There are two basic types of fertilizers: organic and inorganic. Organic fertilizers are derived from living organisms, and it adds texture to the potting soil. Bacteria and fungi in the soil break down organic fertilizer so that the plants can slowly but steadily take up the nutrition from the fertilizer. Inorganic fertilizer, on the other hand, delivers more nutrients more quickly to the plants, but it does not improve the potting soil like organic fertilizers do.
The best organic fertilizers to use include manure, compost, seaweed and worm castings.
Manure. If you choose to use manure in the garden, make sure to either purchase it from your local garden shop or prepare it correctly.

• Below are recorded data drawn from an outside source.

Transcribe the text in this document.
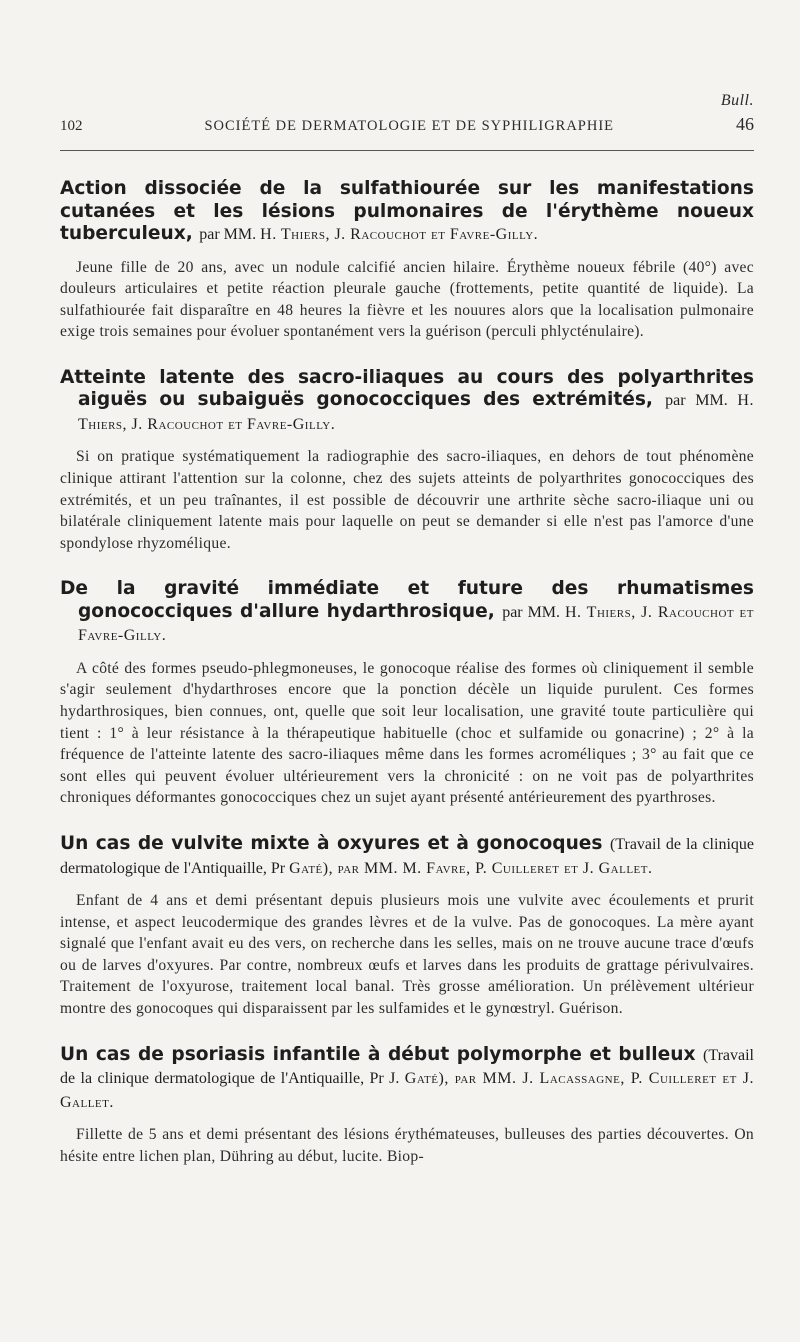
Bull.
102	SOCIÉTÉ DE DERMATOLOGIE ET DE SYPHILIGRAPHIE	46

Action dissociée de la sulfathiourée sur les manifestations cutanées et les lésions pulmonaires de l'érythème noueux tuberculeux, par MM. H. Thiers, J. Racouchot et Favre-Gilly.

Jeune fille de 20 ans, avec un nodule calcifié ancien hilaire. Érythème noueux fébrile (40°) avec douleurs articulaires et petite réaction pleurale gauche (frottements, petite quantité de liquide). La sulfathiourée fait disparaître en 48 heures la fièvre et les nouures alors que la localisation pulmonaire exige trois semaines pour évoluer spontanément vers la guérison (perculi phlycténulaire).

Atteinte latente des sacro-iliaques au cours des polyarthrites aiguës ou subaiguës gonococciques des extrémités, par MM. H. Thiers, J. Racouchot et Favre-Gilly.

Si on pratique systématiquement la radiographie des sacro-iliaques, en dehors de tout phénomène clinique attirant l'attention sur la colonne, chez des sujets atteints de polyarthrites gonococciques des extrémités, et un peu traînantes, il est possible de découvrir une arthrite sèche sacro-iliaque uni ou bilatérale cliniquement latente mais pour laquelle on peut se demander si elle n'est pas l'amorce d'une spondylose rhyzomélique.

De la gravité immédiate et future des rhumatismes gonococciques d'allure hydarthrosique, par MM. H. Thiers, J. Racouchot et Favre-Gilly.

A côté des formes pseudo-phlegmoneuses, le gonocoque réalise des formes où cliniquement il semble s'agir seulement d'hydarthroses encore que la ponction décèle un liquide purulent. Ces formes hydarthrosiques, bien connues, ont, quelle que soit leur localisation, une gravité toute particulière qui tient : 1° à leur résistance à la thérapeutique habituelle (choc et sulfamide ou gonacrine) ; 2° à la fréquence de l'atteinte latente des sacro-iliaques même dans les formes acroméliques ; 3° au fait que ce sont elles qui peuvent évoluer ultérieurement vers la chronicité : on ne voit pas de polyarthrites chroniques déformantes gonococciques chez un sujet ayant présenté antérieurement des pyarthroses.

Un cas de vulvite mixte à oxyures et à gonocoques (Travail de la clinique dermatologique de l'Antiquaille, Pr Gaté), par MM. M. Favre, P. Cuilleret et J. Gallet.

Enfant de 4 ans et demi présentant depuis plusieurs mois une vulvite avec écoulements et prurit intense, et aspect leucodermique des grandes lèvres et de la vulve. Pas de gonocoques. La mère ayant signalé que l'enfant avait eu des vers, on recherche dans les selles, mais on ne trouve aucune trace d'œufs ou de larves d'oxyures. Par contre, nombreux œufs et larves dans les produits de grattage périvulvaires. Traitement de l'oxyurose, traitement local banal. Très grosse amélioration. Un prélèvement ultérieur montre des gonocoques qui disparaissent par les sulfamides et le gynœstryl. Guérison.

Un cas de psoriasis infantile à début polymorphe et bulleux (Travail de la clinique dermatologique de l'Antiquaille, Pr J. Gaté), par MM. J. Lacassagne, P. Cuilleret et J. Gallet.

Fillette de 5 ans et demi présentant des lésions érythémateuses, bulleuses des parties découvertes. On hésite entre lichen plan, Dühring au début, lucite. Biop-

Animal manure must be mixed with straw or sawdust and rotted before it is used with container plants, otherwise it will add harmful ammonia to the soil. Manure that has been rotted should have no odor.
Compost. Compost piles in yards are compost of decomposing waste from the kitchen or the garden (when adding). Bacteria breaks down the nutrients and makes it usable for plants (you know bacteria is doing its job if the air around the compost feels warm).

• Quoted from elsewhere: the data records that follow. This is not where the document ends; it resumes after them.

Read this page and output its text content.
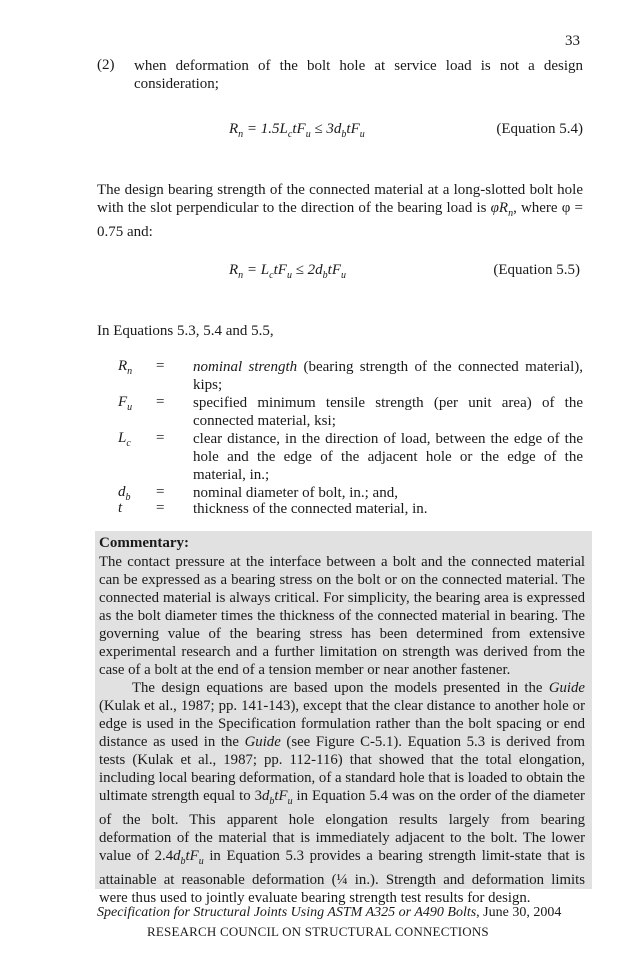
33
(2) when deformation of the bolt hole at service load is not a design consideration;
$R_n = 1.5L_ctF_u \le 3d_btF_u$	(Equation 5.4)
The design bearing strength of the connected material at a long-slotted bolt hole with the slot perpendicular to the direction of the bearing load is $\varphi R_n$, where φ = 0.75 and:
$R_n = L_ctF_u \le 2d_btF_u$	(Equation 5.5)
In Equations 5.3, 5.4 and 5.5,
$R_n$ = nominal strength (bearing strength of the connected material), kips;
$F_u$ = specified minimum tensile strength (per unit area) of the connected material, ksi;
$L_c$ = clear distance, in the direction of load, between the edge of the hole and the edge of the adjacent hole or the edge of the material, in.;
$d_b$ = nominal diameter of bolt, in.; and,
t = thickness of the connected material, in.
Commentary:
The contact pressure at the interface between a bolt and the connected material can be expressed as a bearing stress on the bolt or on the connected material. The connected material is always critical. For simplicity, the bearing area is expressed as the bolt diameter times the thickness of the connected material in bearing. The governing value of the bearing stress has been determined from extensive experimental research and a further limitation on strength was derived from the case of a bolt at the end of a tension member or near another fastener.
The design equations are based upon the models presented in the Guide (Kulak et al., 1987; pp. 141-143), except that the clear distance to another hole or edge is used in the Specification formulation rather than the bolt spacing or end distance as used in the Guide (see Figure C-5.1). Equation 5.3 is derived from tests (Kulak et al., 1987; pp. 112-116) that showed that the total elongation, including local bearing deformation, of a standard hole that is loaded to obtain the ultimate strength equal to $3d_btF_u$ in Equation 5.4 was on the order of the diameter of the bolt. This apparent hole elongation results largely from bearing deformation of the material that is immediately adjacent to the bolt. The lower value of $2.4d_btF_u$ in Equation 5.3 provides a bearing strength limit-state that is attainable at reasonable deformation (¼ in.). Strength and deformation limits were thus used to jointly evaluate bearing strength test results for design.
Specification for Structural Joints Using ASTM A325 or A490 Bolts, June 30, 2004
RESEARCH COUNCIL ON STRUCTURAL CONNECTIONS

Seaweed. Dried and prepared seaweed is available at some local garden shops, and it contains a lot of potassium, which is beneficial to plants. This is not a balanced fertilizer.
Worm compost. Worm compost from a vermicomposting bin is like composted material, except with the help of worms. Worms will take kitchen waste, such as rotting vegetables, eggshells and coffee grounds, and convert it into “black gold.” Worm castings are easy to create yourself in your balcony garden, beneficial for the environment and produce fantastic results when growing plants.
Inorganic fertilizers are manmade and are chemical additives, such as nitrogen, phosphorus, potassium (the three essential nutrients for plants), calcium, iron, zinc, magnesium and more. Inorganic fertilizers from your local garden shop can come in many different forms, such as solids and liquids. Liquid fertilizers release nutrients quickly, while slow-release pellets or granules can be applied monthly or once a season.
Inorganic fertilizers also created to have varying NPK levels (NPK stands for the following nutrients: nitrogen, phosphorus and potassium). NPK is expressed on fertilizer labels with three numbers separated by colons, such as 4:4:6. If you want better stem or leaf growth, choose a fertilizer with a higher nitrogen level. If your plants need better root growth, then choose one with a higher phosphorous level. If you need nutrients for fruit or flowers, choose a fertilizer with a higher level of potassium. Most gardeners can purchase one balanced fertilizer to use on most of their plants. Some specialized plants, such as roses, bromeliads or other finicky plants, have specific fertilizer types that gardeners can purchase (the fertilizer container will be clearly labeled as such).